Blumenkohl ein Trendprodukt?
Wer es weniger mit Blicken in die Kristallkugel oder herbeigesprochenen temporären Hypes hat, dem bieten sich die Betrachtung von harten Fakten an, wie beispielsweise Grafiken über die Entwicklung der Gemüse-Anbauflächen. Demnach ist der Kopfsalat der grosse Verlierer der letzten Jahre. Seit fünf Jahren auffallend steigend auf einem ansprechenden Niveau sind die Flächen in der Schweiz bei Speisekürbissen, Brokkoli und Blumenkohl. Das passt zu Berichten von internationalen Foodbloggern, die den Blumenkohl bereits als den neuen Federkohl feiern, und der nicht nur in der Spitzengastronomie eine Renaissance erlebt. Womit wir allerdings bereits wieder bei weichen Fakten angelangt wären.

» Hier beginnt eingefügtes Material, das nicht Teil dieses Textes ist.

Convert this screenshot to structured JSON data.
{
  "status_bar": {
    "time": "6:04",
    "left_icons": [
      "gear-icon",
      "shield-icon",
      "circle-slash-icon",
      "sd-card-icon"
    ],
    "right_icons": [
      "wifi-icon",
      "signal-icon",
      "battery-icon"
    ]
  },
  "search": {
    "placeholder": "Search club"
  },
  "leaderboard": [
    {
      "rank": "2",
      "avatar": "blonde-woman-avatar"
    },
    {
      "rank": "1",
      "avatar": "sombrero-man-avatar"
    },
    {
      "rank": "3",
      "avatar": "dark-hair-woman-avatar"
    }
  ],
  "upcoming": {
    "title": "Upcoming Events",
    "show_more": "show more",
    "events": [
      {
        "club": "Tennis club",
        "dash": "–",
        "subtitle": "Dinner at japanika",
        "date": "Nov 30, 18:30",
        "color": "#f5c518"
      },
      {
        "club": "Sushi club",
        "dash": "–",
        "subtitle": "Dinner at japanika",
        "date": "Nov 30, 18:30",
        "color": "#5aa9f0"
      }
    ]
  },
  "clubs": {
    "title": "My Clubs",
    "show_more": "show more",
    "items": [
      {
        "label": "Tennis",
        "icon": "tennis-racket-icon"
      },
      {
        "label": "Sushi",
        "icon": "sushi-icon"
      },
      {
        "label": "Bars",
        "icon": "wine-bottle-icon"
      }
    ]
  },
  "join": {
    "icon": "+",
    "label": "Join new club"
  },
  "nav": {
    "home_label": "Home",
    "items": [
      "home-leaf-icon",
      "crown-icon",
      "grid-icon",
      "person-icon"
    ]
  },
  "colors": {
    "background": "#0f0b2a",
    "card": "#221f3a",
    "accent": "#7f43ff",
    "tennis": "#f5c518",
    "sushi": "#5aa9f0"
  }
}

Manchmal lohnt sich auch ein Blick in andere Länder, um mögliche Marktentwicklungen zu erkennen: Hier fällt beispielsweise der Spinat in Grossbritannien auf, der mit einer Zunahme der vermarkteten Menge um fast 30 Prozent im letzten Jahr aufhorchen lässt. Im gleichen Jahr wurden in diesem Land zudem über zehn Prozent mehr Blumenkohl verkauft. Das spricht also auch hier für ein Comeback des Blumenkohls.
Gemüse ist in aller Munde
In Anlehnung zu «Nose-to-Tail» bei den Fleischessern formiert sich nun die «Leaf-to-Root»-Bewegung. Diese zelebriert die Verwendung aller Pflanzenteile in der Küche – bei den Karotten beispielsweise auch das Kraut. Weitere Berichte über Strömungen wie Urban Gardening, Vertragslandwirtschaft, Veganismus oder neue Superfoods betreffen die Schweizer Gemüsegärtner zwar nicht unmittelbar. Doch profitiert die Branche indirekt als Ganzes, wenn frisches Gemüse thematisiert und in einem guten Licht dargestellt wird. Der «Food Report 2018» schreibt zudem, dass Studien gezeigt hätten, dass in Regionen mit vielen lokalen Anbietern und einem reichhaltigen Sortiment mehr Gemüse konsumiert wird.
Auch bekannt ist, dass nur ein Bruchteil der Konsumenten gerne Salat wäscht und die Rüstreste in die Grüntonne wirft. Das deutsche Zukunftsinstitut glaubt deshalb, dass sich der Markt für vorgewaschene Salate, fertig geputzte und geschnittenes Frischgemüse und überhaupt das Angebot mit einfach zu verarbeitendem Gemüse sehr positiv entwickeln wird.